Chai Wu has long been on my list of must restaurants, so I was elated to receive an invite from my colleague to dine there last week. Chai Wu is located in the glitzy Harrod’s department store. Other restaurants in the group include Mango Tree and Pan Chai, both of which have outposts in Harrods too, owner and restauranteur Eddie Lim clearly knows his audience!
We get escalators up to the fifth floor, with only a brief pause by Shop Heaven… it would be rude not to… and enter the opulent and dimly lit Chai Wu. The interior is a mix of marble, leather and timber and inspired by the five elements in Chinese philosophy: wood, fire, earth, metal and water.
The service is impeccable, with a quarter inch turn of my head a waiter has arrived and asking if there is anything he can help us with. “Cocktails” I request – and shortly after two of their signatures drinks are brought to the table, a Chai Wu Martini full of lychee flavour and a kick of chilli and a fruity Green Dragon brimming full with tastes of melon and raspberries.
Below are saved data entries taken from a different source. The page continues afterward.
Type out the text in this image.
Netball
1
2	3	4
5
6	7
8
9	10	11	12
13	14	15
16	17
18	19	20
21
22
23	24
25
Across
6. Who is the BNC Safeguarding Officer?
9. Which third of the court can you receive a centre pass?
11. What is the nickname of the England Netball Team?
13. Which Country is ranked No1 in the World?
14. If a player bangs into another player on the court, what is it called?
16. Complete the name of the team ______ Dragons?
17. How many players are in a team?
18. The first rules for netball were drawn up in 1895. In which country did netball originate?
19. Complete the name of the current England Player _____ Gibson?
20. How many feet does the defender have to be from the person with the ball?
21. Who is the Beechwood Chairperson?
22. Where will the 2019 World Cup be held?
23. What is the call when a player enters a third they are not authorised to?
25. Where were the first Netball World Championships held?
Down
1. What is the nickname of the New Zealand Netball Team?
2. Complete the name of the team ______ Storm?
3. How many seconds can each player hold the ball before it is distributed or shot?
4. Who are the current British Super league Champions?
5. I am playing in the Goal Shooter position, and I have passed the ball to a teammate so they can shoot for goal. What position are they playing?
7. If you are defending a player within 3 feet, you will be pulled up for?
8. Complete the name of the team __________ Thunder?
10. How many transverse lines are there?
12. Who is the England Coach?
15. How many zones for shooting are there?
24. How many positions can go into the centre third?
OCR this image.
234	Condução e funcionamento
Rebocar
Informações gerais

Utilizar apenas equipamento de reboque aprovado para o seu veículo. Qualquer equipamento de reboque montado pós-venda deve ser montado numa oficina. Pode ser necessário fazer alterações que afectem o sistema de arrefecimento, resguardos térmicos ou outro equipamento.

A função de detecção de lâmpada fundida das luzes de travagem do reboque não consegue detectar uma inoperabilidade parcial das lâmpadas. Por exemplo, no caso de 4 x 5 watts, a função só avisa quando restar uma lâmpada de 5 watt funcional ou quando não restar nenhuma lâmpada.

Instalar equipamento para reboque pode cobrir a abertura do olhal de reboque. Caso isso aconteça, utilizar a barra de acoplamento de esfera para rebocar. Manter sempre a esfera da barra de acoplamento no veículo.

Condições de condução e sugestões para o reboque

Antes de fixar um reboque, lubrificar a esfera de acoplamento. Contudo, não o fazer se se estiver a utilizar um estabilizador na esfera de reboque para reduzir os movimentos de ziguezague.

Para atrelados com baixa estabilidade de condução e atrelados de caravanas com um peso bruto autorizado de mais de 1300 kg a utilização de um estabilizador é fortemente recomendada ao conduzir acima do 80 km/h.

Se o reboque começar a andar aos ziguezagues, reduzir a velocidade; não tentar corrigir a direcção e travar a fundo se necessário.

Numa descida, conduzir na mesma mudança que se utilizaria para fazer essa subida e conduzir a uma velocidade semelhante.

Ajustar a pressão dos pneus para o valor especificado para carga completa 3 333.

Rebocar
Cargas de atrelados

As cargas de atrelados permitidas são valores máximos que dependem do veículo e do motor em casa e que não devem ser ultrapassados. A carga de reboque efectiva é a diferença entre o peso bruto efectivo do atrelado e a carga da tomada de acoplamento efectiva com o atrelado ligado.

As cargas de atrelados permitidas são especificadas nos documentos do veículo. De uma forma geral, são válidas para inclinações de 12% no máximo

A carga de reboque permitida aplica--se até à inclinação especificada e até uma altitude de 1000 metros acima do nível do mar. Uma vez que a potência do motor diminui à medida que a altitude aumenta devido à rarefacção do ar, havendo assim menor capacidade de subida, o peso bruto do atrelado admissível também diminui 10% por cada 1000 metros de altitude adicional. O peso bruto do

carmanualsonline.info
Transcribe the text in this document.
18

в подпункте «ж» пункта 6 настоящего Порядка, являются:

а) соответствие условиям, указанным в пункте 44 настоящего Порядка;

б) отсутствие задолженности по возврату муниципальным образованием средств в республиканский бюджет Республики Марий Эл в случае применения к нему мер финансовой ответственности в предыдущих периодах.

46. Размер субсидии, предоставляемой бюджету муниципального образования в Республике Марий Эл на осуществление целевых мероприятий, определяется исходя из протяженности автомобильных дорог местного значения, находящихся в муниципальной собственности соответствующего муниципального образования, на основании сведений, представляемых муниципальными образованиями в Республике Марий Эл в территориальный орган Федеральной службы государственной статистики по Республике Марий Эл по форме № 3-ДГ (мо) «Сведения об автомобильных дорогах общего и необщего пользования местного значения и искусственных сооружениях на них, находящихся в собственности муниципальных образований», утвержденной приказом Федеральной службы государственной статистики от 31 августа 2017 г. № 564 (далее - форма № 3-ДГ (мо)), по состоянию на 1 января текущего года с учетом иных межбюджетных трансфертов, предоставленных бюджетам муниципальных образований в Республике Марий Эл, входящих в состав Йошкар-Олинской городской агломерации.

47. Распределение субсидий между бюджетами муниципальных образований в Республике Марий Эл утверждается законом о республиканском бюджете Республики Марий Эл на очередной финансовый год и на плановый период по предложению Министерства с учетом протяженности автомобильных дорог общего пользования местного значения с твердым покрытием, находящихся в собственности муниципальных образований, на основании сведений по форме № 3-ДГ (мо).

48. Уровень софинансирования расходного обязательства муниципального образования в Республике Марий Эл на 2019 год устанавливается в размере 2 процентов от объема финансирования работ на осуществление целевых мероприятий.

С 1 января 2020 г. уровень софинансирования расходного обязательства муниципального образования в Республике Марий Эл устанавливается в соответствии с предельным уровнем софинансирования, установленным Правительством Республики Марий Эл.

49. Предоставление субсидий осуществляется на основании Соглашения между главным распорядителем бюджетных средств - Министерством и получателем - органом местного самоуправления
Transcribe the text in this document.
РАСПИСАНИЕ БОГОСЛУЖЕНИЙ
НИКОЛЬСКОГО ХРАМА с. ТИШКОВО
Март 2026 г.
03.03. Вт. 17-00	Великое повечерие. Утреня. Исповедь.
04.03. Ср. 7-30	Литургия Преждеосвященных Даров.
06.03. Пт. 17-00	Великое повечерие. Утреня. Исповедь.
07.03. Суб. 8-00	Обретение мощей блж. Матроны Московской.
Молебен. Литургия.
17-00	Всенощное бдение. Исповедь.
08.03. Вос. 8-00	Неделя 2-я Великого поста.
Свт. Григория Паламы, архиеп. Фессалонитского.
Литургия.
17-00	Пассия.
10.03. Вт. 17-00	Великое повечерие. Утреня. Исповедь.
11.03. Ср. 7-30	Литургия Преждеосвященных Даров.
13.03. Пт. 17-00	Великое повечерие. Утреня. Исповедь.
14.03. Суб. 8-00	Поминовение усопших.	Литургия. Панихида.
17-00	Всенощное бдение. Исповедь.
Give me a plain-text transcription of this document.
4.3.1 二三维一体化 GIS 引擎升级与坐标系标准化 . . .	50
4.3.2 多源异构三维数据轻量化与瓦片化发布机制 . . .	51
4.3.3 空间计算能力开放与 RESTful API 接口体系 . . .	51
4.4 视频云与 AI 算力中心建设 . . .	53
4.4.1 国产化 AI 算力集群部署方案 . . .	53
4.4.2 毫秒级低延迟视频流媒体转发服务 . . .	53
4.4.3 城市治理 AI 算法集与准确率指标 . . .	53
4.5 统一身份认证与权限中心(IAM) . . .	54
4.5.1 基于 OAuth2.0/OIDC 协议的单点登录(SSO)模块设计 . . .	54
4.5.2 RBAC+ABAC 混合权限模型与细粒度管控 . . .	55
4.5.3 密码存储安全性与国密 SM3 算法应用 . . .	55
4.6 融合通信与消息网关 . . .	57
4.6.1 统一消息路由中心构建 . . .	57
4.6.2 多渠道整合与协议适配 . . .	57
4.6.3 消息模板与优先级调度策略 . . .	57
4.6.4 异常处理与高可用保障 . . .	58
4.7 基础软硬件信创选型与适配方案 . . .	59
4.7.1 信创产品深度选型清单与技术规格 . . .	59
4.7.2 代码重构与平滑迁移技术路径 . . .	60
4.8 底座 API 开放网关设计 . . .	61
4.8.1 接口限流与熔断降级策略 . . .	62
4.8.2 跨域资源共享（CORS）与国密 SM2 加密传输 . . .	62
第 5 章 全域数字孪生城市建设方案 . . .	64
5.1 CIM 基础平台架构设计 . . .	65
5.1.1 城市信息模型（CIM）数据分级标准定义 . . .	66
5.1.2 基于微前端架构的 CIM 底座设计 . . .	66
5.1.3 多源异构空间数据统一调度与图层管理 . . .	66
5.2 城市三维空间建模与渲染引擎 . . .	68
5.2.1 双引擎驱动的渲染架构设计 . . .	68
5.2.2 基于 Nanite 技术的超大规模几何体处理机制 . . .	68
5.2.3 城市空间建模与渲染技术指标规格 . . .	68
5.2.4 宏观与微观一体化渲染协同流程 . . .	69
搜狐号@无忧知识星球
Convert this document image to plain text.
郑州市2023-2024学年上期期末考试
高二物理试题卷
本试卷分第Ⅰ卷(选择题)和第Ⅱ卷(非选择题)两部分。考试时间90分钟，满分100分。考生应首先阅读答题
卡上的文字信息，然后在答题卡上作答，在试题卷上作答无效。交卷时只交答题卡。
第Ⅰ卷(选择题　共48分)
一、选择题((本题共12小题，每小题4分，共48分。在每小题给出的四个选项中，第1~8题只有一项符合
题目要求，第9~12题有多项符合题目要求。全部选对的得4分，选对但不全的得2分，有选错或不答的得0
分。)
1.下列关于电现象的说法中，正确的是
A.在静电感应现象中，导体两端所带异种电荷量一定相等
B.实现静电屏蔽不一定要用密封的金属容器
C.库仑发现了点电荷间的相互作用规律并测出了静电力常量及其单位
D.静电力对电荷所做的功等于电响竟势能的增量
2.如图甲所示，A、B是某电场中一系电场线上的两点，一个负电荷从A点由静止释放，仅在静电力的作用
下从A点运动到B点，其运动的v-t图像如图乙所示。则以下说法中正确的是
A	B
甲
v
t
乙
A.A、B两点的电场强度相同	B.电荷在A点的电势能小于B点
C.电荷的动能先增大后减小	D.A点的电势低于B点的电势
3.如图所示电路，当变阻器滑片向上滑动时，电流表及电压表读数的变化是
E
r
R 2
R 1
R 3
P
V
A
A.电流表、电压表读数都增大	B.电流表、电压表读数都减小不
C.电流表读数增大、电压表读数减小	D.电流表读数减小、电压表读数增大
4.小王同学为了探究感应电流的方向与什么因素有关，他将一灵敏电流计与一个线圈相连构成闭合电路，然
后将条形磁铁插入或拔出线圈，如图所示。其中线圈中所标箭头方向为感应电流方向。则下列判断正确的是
Chai Wu specialises in Chinese cooking, and we are told that a menu has been put together for us. A starter of crunchy and spicy salt and pepper squid arrives served in a martini glass, which we devour quickly. Delivered next to the table is a divine dim sum platter served in traditional bamboo basket. The rice cases contain decadent fillings like lobster and foie gras. One sea bass dumpling even has gold leaf adorning it! All are such delicious little morsels that we’re stuck for a favourite – perhaps the prawn with black truffle?
Next we are presented a theatrical sashimi platter complete with dry ice. The quality of the sashimi is undeniable; the slices of salmon, tuna and yellowtail are so beautifully soft they melt in your mouth. The fresh wasabi is a revelation, a mellow and flavourful version of the fiery paste.
The tables at Chai Wu are relatively small, which is all fine and well until you have a small army of main courses to squeeze on. Luckily we manage, and we tuck into some extraordinary dishes. The Kobe beef is exquisite, served pink in the middle and in thin slices each piece has marbled fat which melts in your mouth. Seabass served with 3 spices is akin to a sweet and sour sauce but, unlike your local takeaway version, comes complete with the remaining whole fish bones deep fried! Ginormous prawns covered in coconut and spices are punchy and sweet, and the egg fried rice has been pimped with pieces of fresh and dried scallops. We try Gai Lan, a Chinese vegetable akin to runner beans but with more bite, served in an umami-packed oyster sauce.
We leisurely digest each course, without realising that the restaurant curfew is 9pm, in line with Harrod’s closing time. We’re told that we need to finish our meal very shortly. The kitchen has kindly packed our dessert course into a takeaway box for us to try at home. Miraculously the green tea fondant has retained its warmth and goeyness when I get home. It’s moist and moresish and thanks to a side of passionfruit, not overly sweet. The perfect finish to a marvellous meal.